Why many wiring diagrams are not correct for the Raspberry Pi

This brings me to the other instructions I came across. Some say that the mysterious middle pin is Vcc+ or V+. The idea is then to connect Vcc+ to 5V of your Raspberry Pi (e.g. at pin 2), - to GND and S to a GPIO. The thinking behind this seems to be that there is a hidden transistor. This transistor is used as a switch for the buzzer. By applying a high level signal to S the buzzer will be turned on. That way, less current would be drawn from the GPIO and everything would be fine.

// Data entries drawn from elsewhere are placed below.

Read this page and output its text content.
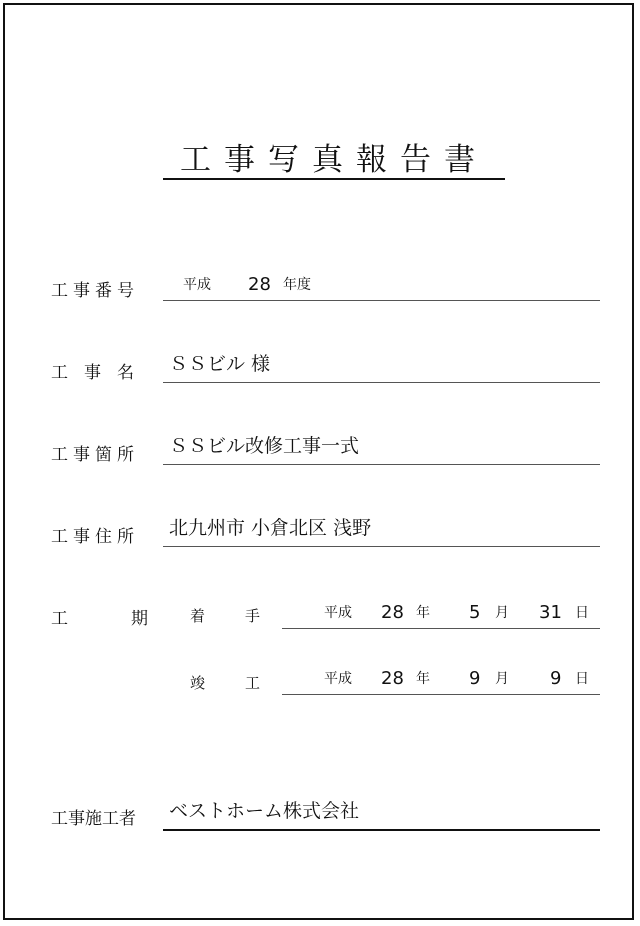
工事写真報告書
工事番号	平成 28 年度
工事名 ＳＳビル 様
工事箇所 ＳＳビル改修工事一式
工事住所 北九州市 小倉北区 浅野
工	期	着手 平成 28 年 5 月 31 日
竣工 平成 28 年 9 月 9 日
工事施工者 ベストホーム株式会社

Now the fun fact: The middle pin is not connected at all. That means, connecting it is useless. As a result of this, again the RPi GPIO where the S pin is connected, will be loaded with 16mA. So this approach and the one presented in the datasheet (for the Arduino) are the same.

The proof

You don't believe that? Have a look at the bottom of the module again (see image above). If you trace the middle pin and the corresponding conductor trace, it will end at a soldering pad which doesn't seem to be used. Now if you have again a look on how the module looks from the top (see image above), you will see that the buzzer sits on top of that pad. In order to proof that this pad is really not used, I desoldered the buzzer, which you can see in the next image. One can clearly see, that this pad is really not used. The piezo also has only two connector not three. Therefore applying 5V to it (see "second approach" above) won't do anything.

KY-012 buzzer desoldered

The proper way

So in order to do it correctly, you need a transistor. I had a Diotec 2N2222A laying around, so I used that one (you could use a different one of course). In order to connect it to the Raspberry Pi GPIO, we need a series resistor at the transistor's base (see schematic below). The value of that transistor can be easily calculated by having a look at the datasheet. But first, let's check what we actually want.

What do we want?

We want to connect the base of the transistor to a GPIO port of the RPi which gives us 3.3V. We want to connect the piezo to the 5V rail of the Raspberry Pi, since that was designed for a higher current draw. We learned above that the piezo will roughly need 24.75mA at 5V, so our transistor needs to provide that at least. In reality, we should use the maximum value of 30mA from the KY-012 datasheet.

Some calculation

Having a look at the transistor's datasheet, you will see the so called DC current gain values. We need to chose a current value for Ic which is most close to our 30mA and then take the hFE value (DC current gain value) the datasheet gives us. The datasheet gives us a value for Ic = 10mA and for Ic=100mA. So lets take the first one since 10mA is closer to 30mA. This gives us a hFE of 75. From this we can calculate Ib, which is the current which needs to be drawn from our GPIO in order to provide Ic = 30mA.

Ib = Ic/hFE
   = 30mA/75
   = 0.4mA

We want to use the transistor as a switch. For this we give a bit more current on the transistor's base (we want the transistor to saturate). The datasheet gives us minimum values for the hFE. For such a "minimum" value we could use a factor of 3. If the datasheet would give us a "typical" value (that means the hFE could also be below that value), we should go slightly higher. So let's take a factor of 3:

Ibsat = Ib * 3
      = 0.4mA * 3 
      = 1.2mA

So we would drain 1.2mA from the GPIO. Now we can calculate the base resistor. Uoh is the high-level output voltage of the GPIO pin. Ube is the base-emitter voltage of the transistor.

R = U/I
  = (Uoh-Ube)/Ibsat
  = (3.3V-0.7V)/1.2mA
  = 2.167kΩ

Looks good! We could use a 2.2kΩ resistor. The final schematic would then look like this:

Schematic KY-012 with transistor

Of course you could use other pins for GND, 5V and the GPIO.

Mission accomplished

That's it. We will roughly drain 1.2mA from our RPi GPIO. Of course this is only a theoretical value. In reality, depending on the tolerance of your resistor and other factors, the value will vary a bit. Still, this will be less than the 2-3mA which are the "safe" area for a RPi GPIO. Mission accomplished!